Внезапен чистый порыв воздуха, запах озона, лермонтовской строки о воздухе, чистом, как поцелуй ребенка, которого еще нет. и в ровном шуме вод за бортом, обдающих брызгами, я ощущаю свою странную как бы видимую мною со стороны включенность в некий вечный бег, шедший стороной, мимо, и захвативший меня в этот короткий срок странствия, и вижу себя поднимающимся на борт в Евпатории, – и это некто иной, далекий и маленький, как куколь в неподвижном свете послеполуденного солнца; я не тот, кто поднялся на борт, и не тот, кто сойдет в Одессе, и близкое мне существо, там, в тесной каюте, в этот миг как бы спит во мне, а в нем, также, как и мы, колышется в чревных водах еще одно существо, и все мы, как матрешки, – одна в другой – и в этот миг мое бодрствующее я – и есть самая верхняя оболочка матрешки – в водах вечности, обернувшейся ветром из азиатских глубин, ровным движением корабля, до того ровным, что, кажется, время остановилось, и в нем с шумом пролетает все прошлое, обладающее сбивающей с ног инерцией, и душу окольцовывает страх приближающегося мгновения, когда спасительное – ибо уже свершилось – прошлое проснется, и останешься лицом к лицу с рыбье-серой пустотой рассвета, называемого будущим: что сулит оно куколке, которая отбросив скорлупу, беззащитно и доверчиво выйдет на свет?

Спускаюсь в узкую каюту, жена просит воды, пьет спросонья, и вода, выплескиваясь за край стакана, льется на рубаху, на живот ее, заметно выросший…
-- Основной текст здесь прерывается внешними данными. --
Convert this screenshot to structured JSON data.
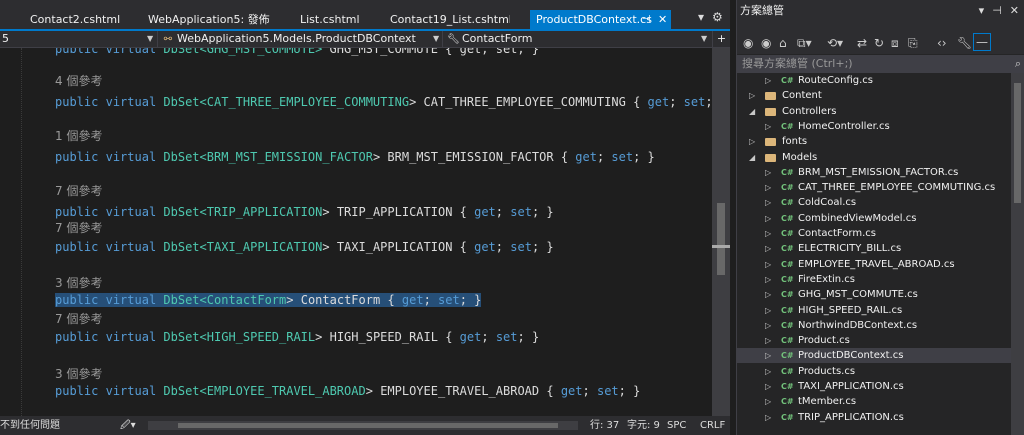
{
  "tabs": [
    {
      "label": "Contact2.cshtml"
    },
    {
      "label": "WebApplication5: 發佈"
    },
    {
      "label": "List.cshtml"
    },
    {
      "label": "Contact19_List.cshtml"
    },
    {
      "label": "ProductDBContext.cs",
      "active": true
    }
  ],
  "tab_icons": {
    "pin": "pin-icon",
    "close": "close-icon",
    "dropdown": "chevron-down-icon",
    "settings": "gear-icon"
  },
  "navbar": {
    "left": "5",
    "project": "WebApplication5.Models.ProductDBContext",
    "member": "ContactForm"
  },
  "code": {
    "partial_top": {
      "kw": "public virtual ",
      "ty": "DbSet<GHG_MST_COMMUTE>",
      "rest": " GHG_MST_COMMUTE { get; set; }"
    },
    "blocks": [
      {
        "ref": "4 個參考",
        "type": "CAT_THREE_EMPLOYEE_COMMUTING",
        "name": "CAT_THREE_EMPLOYEE_COMMUTING"
      },
      {
        "ref": "1 個參考",
        "type": "BRM_MST_EMISSION_FACTOR",
        "name": "BRM_MST_EMISSION_FACTOR"
      },
      {
        "ref": "7 個參考",
        "type": "TRIP_APPLICATION",
        "name": "TRIP_APPLICATION"
      },
      {
        "ref": "7 個參考",
        "type": "TAXI_APPLICATION",
        "name": "TAXI_APPLICATION"
      },
      {
        "ref": "3 個參考",
        "type": "ContactForm",
        "name": "ContactForm"
      },
      {
        "ref": "7 個參考",
        "type": "HIGH_SPEED_RAIL",
        "name": "HIGH_SPEED_RAIL"
      },
      {
        "ref": "3 個參考",
        "type": "EMPLOYEE_TRAVEL_ABROAD",
        "name": "EMPLOYEE_TRAVEL_ABROAD"
      }
    ],
    "kw_public": "public",
    "kw_virtual": "virtual",
    "dbset_open": "DbSet<",
    "dbset_close": ">",
    "accessor": "{ get; set; }",
    "kw_get": "get",
    "kw_set": "set"
  },
  "status": {
    "message": "不到任何問題",
    "line": "行: 37",
    "col": "字元: 9",
    "mode": "SPC",
    "eol": "CRLF"
  },
  "solution": {
    "title": "方案總管",
    "search_placeholder": "搜尋方案總管 (Ctrl+;)",
    "items": [
      {
        "label": "RouteConfig.cs",
        "kind": "cs",
        "indent": 3,
        "arrow": "right"
      },
      {
        "label": "Content",
        "kind": "folder",
        "indent": 2,
        "arrow": "right"
      },
      {
        "label": "Controllers",
        "kind": "folder",
        "indent": 2,
        "arrow": "down"
      },
      {
        "label": "HomeController.cs",
        "kind": "cs",
        "indent": 3,
        "arrow": "right"
      },
      {
        "label": "fonts",
        "kind": "folder",
        "indent": 2,
        "arrow": "right"
      },
      {
        "label": "Models",
        "kind": "folder",
        "indent": 2,
        "arrow": "down"
      },
      {
        "label": "BRM_MST_EMISSION_FACTOR.cs",
        "kind": "cs",
        "indent": 3,
        "arrow": "right"
      },
      {
        "label": "CAT_THREE_EMPLOYEE_COMMUTING.cs",
        "kind": "cs",
        "indent": 3,
        "arrow": "right"
      },
      {
        "label": "ColdCoal.cs",
        "kind": "cs",
        "indent": 3,
        "arrow": "right"
      },
      {
        "label": "CombinedViewModel.cs",
        "kind": "cs",
        "indent": 3,
        "arrow": "right"
      },
      {
        "label": "ContactForm.cs",
        "kind": "cs",
        "indent": 3,
        "arrow": "right"
      },
      {
        "label": "ELECTRICITY_BILL.cs",
        "kind": "cs",
        "indent": 3,
        "arrow": "right"
      },
      {
        "label": "EMPLOYEE_TRAVEL_ABROAD.cs",
        "kind": "cs",
        "indent": 3,
        "arrow": "right"
      },
      {
        "label": "FireExtin.cs",
        "kind": "cs",
        "indent": 3,
        "arrow": "right"
      },
      {
        "label": "GHG_MST_COMMUTE.cs",
        "kind": "cs",
        "indent": 3,
        "arrow": "right"
      },
      {
        "label": "HIGH_SPEED_RAIL.cs",
        "kind": "cs",
        "indent": 3,
        "arrow": "right"
      },
      {
        "label": "NorthwindDBContext.cs",
        "kind": "cs",
        "indent": 3,
        "arrow": "right"
      },
      {
        "label": "Product.cs",
        "kind": "cs",
        "indent": 3,
        "arrow": "right"
      },
      {
        "label": "ProductDBContext.cs",
        "kind": "cs",
        "indent": 3,
        "arrow": "right",
        "selected": true
      },
      {
        "label": "Products.cs",
        "kind": "cs",
        "indent": 3,
        "arrow": "right"
      },
      {
        "label": "TAXI_APPLICATION.cs",
        "kind": "cs",
        "indent": 3,
        "arrow": "right"
      },
      {
        "label": "tMember.cs",
        "kind": "cs",
        "indent": 3,
        "arrow": "right"
      },
      {
        "label": "TRIP_APPLICATION.cs",
        "kind": "cs",
        "indent": 3,
        "arrow": "right"
      }
    ]
  },
  "colors": {
    "accent": "#007acc",
    "keyword": "#569cd6",
    "type": "#4ec9b0",
    "selection": "#264f78"
  }
}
Светляк, мачтовый фонарик – в бездне замерших средиземных вод, обломок весла на берегу, вчерашняя полузасыпанная песком газета с сообщениями об убийстве Садата…

Высокие звезды.

Гороскопы при лунном свете, мелким шрифтом – телескопы, стетоскопы Вселенной: все суетятся у ног Сфинкса, называемого будущим, все жаждут нащупать хотя бы щель в нем, трещину – беседуют с привидениями, скрещивают знаки Зодиака; по линиям ладони и почерку пытаются разгадать Судьбу; составляют гороскопы, раскладывают пасьянсы, а на этой узкой полосе земли, напоминающей стопу, желание разгадать будущее обретает уже навязчивый характер.

Не пришло ли время, когда мир чудится гигантским компьютером, куда тебя, только родившегося, вводят первой и простейшей командой "Enter", и ты увязаешь в бесконечных сотах информации и команд?

Лишь "вывод" из программы – на короткий миг – и слышишь музыку истинного, но недостижимого мира.

Ранняя луна растворилась в бездонных пространствах.

Спит эта полоска земли, от первой звезды до звука шофара выключенная из времени, и в этом безвременьи прошлое с будущим примеряются и примиряются.

Где-то на дальних холмах Иудеи он уходит в ночной дозор, я сижу на пустынном ночном берегу, но ощущение, что край света – этот берег, ближайший дом, изгородь, темень.

И внезапно становится ясным, что молитва – не просто слова, организованные в немые строки, в горловые звуки, а единственный способ общения с теми, которые по ту сторону, с теми, которых нет рядом.

Стук моих шагов по ночному вымершему городу – единственный маятник.